In truth, there’s no need to be sorry. You’re helping out the team by providing the correct data. The word “Sorry” makes it sound like you did something wrong or hurtful, when that isn’t the case. Instead, you might rephrase your statement to, “I’d like to provide some additional information…” or “If I may, I’d like to offer a different perspective…”

You also don’t need to apologize for technical difficulties, asking someone for clarification, or missing work due to an illness (or a child’s illness). Instead of saying, “Sorry, my microphone wasn’t working,” say, “Thank you for your patience while I dealt with tech issues.” Instead of saying, “Sorry I can’t come in today,” say, “I appreciate your flexibility.”

Why Do We Over Apologize?

There are a few different reasons why we might find ourselves overusing the word “Sorry.” We might be apologizing out of politeness or because we don’t want to impose on other people.
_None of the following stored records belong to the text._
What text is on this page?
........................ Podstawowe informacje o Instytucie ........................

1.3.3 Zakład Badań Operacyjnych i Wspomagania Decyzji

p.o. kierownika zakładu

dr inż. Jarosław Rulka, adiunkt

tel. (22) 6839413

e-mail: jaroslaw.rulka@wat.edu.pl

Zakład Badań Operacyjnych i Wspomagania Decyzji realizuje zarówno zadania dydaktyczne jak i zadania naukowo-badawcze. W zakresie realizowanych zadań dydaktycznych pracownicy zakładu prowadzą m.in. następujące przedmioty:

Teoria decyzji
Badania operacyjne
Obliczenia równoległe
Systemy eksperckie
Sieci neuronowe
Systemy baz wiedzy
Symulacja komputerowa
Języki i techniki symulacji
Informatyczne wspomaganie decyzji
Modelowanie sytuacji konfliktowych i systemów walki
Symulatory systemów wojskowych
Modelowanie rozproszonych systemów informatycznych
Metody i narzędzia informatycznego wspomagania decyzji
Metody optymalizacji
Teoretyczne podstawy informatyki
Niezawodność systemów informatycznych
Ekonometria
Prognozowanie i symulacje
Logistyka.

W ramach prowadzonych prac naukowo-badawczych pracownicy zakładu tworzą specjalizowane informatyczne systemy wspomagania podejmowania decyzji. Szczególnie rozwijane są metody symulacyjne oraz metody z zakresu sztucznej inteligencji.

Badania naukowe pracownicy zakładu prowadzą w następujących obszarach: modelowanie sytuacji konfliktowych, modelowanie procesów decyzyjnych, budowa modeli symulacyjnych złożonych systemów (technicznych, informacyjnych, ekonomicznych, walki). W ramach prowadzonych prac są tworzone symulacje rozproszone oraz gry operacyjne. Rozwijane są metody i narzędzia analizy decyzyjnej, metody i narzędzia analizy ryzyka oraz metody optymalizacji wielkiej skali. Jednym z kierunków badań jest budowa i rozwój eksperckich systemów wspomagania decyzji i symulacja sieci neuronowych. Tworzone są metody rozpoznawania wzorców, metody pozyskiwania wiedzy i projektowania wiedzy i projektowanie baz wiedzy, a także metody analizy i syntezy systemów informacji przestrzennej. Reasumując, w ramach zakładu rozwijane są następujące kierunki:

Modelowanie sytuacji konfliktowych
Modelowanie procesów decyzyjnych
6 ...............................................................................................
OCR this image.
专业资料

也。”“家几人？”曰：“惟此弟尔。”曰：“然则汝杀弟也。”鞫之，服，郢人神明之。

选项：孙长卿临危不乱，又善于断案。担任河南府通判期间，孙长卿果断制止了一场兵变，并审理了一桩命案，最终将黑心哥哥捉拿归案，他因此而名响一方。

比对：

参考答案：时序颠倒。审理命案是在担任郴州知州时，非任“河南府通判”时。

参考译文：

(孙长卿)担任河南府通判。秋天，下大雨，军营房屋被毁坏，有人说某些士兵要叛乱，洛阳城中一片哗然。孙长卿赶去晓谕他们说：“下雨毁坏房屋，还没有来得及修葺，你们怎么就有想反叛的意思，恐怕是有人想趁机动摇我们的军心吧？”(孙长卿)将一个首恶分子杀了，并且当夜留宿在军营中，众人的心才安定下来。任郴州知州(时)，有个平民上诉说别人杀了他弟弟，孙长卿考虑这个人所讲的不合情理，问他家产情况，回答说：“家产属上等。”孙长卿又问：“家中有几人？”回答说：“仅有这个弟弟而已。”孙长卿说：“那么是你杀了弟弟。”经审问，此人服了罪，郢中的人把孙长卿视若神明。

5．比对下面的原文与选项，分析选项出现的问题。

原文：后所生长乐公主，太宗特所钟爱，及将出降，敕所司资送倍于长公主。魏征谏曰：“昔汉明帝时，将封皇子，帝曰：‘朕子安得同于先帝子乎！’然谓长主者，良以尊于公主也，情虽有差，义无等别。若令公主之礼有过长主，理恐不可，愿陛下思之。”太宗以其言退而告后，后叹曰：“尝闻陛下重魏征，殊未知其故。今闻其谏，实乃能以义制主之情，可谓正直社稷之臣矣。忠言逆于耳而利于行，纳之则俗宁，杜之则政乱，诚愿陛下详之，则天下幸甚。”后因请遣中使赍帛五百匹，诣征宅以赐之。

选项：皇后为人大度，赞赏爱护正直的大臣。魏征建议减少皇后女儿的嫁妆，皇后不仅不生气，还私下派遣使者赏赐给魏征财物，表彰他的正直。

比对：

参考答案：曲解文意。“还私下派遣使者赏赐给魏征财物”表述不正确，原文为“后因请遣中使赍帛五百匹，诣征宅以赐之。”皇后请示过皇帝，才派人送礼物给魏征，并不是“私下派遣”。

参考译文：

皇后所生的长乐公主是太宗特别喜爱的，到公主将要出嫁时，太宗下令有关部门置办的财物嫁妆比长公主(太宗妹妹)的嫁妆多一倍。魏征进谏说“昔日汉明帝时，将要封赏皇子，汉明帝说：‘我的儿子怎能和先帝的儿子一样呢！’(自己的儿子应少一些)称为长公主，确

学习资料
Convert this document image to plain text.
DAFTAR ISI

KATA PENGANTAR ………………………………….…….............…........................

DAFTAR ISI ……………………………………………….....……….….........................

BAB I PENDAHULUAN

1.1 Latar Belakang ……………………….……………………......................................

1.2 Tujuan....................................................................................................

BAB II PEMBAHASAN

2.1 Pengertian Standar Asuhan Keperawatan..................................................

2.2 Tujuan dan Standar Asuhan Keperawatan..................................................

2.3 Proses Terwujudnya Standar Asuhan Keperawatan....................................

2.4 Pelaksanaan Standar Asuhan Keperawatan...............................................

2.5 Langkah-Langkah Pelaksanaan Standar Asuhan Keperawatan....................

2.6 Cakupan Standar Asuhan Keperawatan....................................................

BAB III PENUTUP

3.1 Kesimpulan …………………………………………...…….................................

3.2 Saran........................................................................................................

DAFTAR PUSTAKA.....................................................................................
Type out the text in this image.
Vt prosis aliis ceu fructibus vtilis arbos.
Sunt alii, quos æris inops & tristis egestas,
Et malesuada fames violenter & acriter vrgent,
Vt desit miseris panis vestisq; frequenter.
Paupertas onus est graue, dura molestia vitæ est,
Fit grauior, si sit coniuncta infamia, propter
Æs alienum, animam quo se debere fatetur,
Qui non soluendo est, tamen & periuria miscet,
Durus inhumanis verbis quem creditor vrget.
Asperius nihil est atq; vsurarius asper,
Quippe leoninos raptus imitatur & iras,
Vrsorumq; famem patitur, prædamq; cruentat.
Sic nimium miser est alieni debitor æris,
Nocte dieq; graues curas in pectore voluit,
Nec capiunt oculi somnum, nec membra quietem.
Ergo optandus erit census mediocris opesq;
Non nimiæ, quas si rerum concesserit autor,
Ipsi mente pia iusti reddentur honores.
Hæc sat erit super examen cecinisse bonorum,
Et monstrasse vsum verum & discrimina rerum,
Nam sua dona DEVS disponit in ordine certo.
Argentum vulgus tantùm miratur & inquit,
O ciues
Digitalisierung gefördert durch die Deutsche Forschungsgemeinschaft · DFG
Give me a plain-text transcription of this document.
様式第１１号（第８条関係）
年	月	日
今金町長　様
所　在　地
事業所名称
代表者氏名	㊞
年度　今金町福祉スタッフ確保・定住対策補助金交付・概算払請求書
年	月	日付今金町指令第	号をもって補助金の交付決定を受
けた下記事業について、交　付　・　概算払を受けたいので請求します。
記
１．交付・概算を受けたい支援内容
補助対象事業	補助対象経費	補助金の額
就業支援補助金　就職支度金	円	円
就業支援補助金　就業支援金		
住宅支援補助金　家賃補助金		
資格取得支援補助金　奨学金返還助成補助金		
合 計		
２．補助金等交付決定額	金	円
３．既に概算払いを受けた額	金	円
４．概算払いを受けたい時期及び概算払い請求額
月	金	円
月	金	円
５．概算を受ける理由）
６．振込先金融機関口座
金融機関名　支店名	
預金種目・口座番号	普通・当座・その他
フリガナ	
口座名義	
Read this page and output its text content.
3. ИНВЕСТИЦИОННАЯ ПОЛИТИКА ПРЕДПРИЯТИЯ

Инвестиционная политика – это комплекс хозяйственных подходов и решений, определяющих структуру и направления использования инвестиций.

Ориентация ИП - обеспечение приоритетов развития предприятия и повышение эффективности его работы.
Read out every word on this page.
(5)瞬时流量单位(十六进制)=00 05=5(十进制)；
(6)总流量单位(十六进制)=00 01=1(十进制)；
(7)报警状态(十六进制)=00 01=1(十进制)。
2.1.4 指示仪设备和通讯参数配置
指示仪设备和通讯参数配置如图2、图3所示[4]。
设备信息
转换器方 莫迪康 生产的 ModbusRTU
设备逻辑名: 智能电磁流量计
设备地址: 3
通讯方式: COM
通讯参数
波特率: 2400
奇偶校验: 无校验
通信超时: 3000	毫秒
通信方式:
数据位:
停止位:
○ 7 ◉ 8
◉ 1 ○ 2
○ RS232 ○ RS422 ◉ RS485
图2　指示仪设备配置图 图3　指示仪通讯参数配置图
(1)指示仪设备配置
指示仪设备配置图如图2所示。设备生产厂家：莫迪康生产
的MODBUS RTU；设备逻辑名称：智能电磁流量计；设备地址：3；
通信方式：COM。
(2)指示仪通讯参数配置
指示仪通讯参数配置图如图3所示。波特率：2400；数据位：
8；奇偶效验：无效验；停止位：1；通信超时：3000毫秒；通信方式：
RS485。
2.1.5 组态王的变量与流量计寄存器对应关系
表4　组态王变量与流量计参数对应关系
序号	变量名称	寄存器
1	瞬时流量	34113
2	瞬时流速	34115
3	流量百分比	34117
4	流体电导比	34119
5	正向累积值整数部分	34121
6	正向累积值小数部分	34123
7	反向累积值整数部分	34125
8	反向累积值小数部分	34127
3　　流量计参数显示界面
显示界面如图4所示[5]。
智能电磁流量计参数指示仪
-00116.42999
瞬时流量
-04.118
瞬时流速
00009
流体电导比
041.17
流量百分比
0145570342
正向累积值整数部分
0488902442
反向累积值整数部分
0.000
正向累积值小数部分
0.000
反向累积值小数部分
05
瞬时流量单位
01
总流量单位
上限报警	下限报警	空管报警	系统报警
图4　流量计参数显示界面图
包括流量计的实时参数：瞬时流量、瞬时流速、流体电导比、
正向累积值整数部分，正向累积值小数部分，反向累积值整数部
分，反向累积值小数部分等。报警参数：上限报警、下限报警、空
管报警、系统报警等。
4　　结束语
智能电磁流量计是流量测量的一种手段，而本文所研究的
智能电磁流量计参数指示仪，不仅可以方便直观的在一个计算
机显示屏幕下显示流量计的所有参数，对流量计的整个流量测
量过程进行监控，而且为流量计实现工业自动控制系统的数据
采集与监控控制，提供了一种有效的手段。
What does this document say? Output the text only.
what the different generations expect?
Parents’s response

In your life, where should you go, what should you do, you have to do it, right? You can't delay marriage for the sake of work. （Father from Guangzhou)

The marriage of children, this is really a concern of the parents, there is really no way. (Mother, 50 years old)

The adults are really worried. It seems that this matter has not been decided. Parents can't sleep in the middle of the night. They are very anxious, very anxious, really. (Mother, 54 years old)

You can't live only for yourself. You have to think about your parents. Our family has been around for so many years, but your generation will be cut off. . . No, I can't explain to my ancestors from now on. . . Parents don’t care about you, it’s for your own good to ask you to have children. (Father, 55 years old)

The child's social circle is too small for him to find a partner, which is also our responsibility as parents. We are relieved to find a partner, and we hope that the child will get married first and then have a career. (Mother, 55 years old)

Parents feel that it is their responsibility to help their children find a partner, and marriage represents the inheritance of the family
We may not be sure of ourselves and feel like we need to back our statements up with an apology.

In some cases, apologizing too much can actually weaken our arguments. It gives off the perception that we are unsure of our statements, even if that’s not the case. It also takes away from our confidence and makes us come off as less assertive.

Women are especially guilty of “over apologizing.” A study by the University of Waterloo in Canada shows that women apologize much more frequently than men. The reason, they say, is because men “have a higher threshold for what constitutes offensive behavior.” Women, take note! Speaking up during a meeting probably isn’t offensive. Having a different opinion, or showing up a few minutes late, or sneezing during a meeting isn’t offensive.

Taking Back Your Power

If you feel that you overuse “I’m sorry” in situations that don’t require an apology, take a step back and analyze your speech patterns. Pay attention to how often you use the word and if you’re using it when it’s unnecessary.

From there, try to change your language. Instead of apologizing, opt for phrases like “Thanks for understanding” or “I appreciate it.” You’ll sound more confident and in control of the discussion. Plus, it won’t take away your power or make it look like you’re trying to diminish your authority.

It is important to understand when an apology is necessary, and when it is not. Being aware of our language and speech patterns can help us realize if we are overusing the phrase “I’m sorry.” Changing our language to sound more confident and in control can be a powerful tool for assertiveness, and re-phrasing our statements with phrases can help us take back the power in those situations. Practicing these techniques can help make sure we know when an apology is truly necessary.